Due to varying symptoms of AMD, examination of each eye should be done carefully (with the other eye covered) by measuring visual acuity and by detecting subtle areas of distortion using Amsler grid (1)
visual acuity may be inside the normal range in patients with drusen and mild pigmentary changes alone. In late AMD the visual acuity is decreased in the affected eye (2)
areas of central visual distortion and scotoma may be described by patients as breaks, waviness, or missing portions of the lines of an Amsler grid (1)
drusen, pigmentary, exudative, haemorrhagic, or atrophic changes affecting the macula may be detected (2)
non-stereoscopic examination (direct ophthalmoscopy or fundal photography) (2)
Additional tests:
Fluorescein angiography - to identify the presence and nature of neovascular AMD (2)
indocyanine green angiography (3)
Optical coherence tomography - generates cross-sectional images through the retina, RPE and choroids and is useful in the diagnosis (2)

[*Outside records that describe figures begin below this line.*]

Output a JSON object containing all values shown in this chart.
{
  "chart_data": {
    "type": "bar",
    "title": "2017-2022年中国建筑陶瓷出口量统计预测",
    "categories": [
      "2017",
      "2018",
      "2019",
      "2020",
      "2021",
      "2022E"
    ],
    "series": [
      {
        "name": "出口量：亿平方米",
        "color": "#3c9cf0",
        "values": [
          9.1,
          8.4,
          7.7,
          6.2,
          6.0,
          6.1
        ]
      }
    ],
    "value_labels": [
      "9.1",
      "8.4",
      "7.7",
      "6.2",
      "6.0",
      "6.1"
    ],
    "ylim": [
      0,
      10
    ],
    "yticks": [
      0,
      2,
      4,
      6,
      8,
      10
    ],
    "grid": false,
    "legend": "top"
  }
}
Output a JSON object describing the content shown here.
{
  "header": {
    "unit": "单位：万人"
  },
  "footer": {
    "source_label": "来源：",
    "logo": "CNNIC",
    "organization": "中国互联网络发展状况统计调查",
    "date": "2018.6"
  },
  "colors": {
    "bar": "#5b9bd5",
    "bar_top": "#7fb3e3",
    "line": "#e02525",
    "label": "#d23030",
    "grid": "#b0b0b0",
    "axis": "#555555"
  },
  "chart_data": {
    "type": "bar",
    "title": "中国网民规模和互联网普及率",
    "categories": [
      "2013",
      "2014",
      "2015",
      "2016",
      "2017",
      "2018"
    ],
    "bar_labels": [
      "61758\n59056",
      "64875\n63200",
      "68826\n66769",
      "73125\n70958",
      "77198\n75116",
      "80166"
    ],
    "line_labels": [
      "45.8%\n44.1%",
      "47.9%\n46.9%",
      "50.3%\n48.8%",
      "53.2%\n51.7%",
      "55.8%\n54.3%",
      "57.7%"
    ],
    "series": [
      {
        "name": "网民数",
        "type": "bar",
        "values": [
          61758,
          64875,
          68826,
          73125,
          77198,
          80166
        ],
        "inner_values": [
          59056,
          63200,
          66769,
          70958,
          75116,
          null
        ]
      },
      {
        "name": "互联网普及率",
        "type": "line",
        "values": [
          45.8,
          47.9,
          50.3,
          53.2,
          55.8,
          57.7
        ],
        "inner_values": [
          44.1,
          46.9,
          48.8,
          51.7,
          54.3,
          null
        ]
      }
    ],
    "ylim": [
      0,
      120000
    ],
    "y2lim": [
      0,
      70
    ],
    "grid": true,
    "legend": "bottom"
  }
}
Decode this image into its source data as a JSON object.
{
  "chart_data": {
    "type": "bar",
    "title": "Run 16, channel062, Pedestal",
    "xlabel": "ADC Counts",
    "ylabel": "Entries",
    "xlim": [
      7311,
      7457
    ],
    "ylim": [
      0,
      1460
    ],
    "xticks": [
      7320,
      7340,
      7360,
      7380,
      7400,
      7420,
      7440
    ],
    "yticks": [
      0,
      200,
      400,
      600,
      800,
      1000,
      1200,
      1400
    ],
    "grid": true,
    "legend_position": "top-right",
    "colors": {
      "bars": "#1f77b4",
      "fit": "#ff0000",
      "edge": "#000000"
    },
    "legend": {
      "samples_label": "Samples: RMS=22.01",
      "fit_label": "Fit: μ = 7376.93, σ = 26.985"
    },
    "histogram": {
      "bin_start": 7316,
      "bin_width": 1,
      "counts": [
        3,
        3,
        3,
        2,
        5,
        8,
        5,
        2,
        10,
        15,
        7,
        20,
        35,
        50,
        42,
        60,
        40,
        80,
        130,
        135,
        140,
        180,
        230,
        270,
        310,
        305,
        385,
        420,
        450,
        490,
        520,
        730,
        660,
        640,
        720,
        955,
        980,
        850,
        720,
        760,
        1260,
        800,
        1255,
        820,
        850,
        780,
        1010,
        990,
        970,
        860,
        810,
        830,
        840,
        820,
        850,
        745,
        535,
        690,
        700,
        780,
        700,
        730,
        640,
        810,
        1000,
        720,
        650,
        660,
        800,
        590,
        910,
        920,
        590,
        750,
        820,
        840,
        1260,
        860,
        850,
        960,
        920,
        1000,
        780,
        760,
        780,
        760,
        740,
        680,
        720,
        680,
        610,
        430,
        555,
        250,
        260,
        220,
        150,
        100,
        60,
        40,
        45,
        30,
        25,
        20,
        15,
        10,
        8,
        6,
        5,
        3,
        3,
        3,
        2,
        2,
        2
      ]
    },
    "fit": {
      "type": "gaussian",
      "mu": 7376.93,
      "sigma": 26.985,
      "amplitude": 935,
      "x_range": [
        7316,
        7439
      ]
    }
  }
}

Changes in the macular architecture are visible with the ophthalmoscope, but often only once the pupil has been dilated. Two broad clinical types of senile macular degeneration are recognised:
non-exudative / dry - characterised by drusen - variably sized, yellowish round spots in Bruch's membrane which are scattered throughout the macula and posterior pole. They are refractile on account of the overlying retinal pigment epithelium. Additionally, dark clumps may be seen in the pigment epithelium with intervening areas of choroidal exposure due to pigment atrophy
exudative / wet - characterised by choroidal neovascularisation and leakage of serous fluid or blood through degenerative breaks in Bruch's membrane. Retinal pigment epithelial detachment may occur which may undergo fibrous metaplasia and organisation to form an elevated sub-retinal mass or disciform scar. Colloid bodies are invariably present*
Drug - induced degeneration is characterised by a pigmentary maculopathy with a "bulls eye" appearance.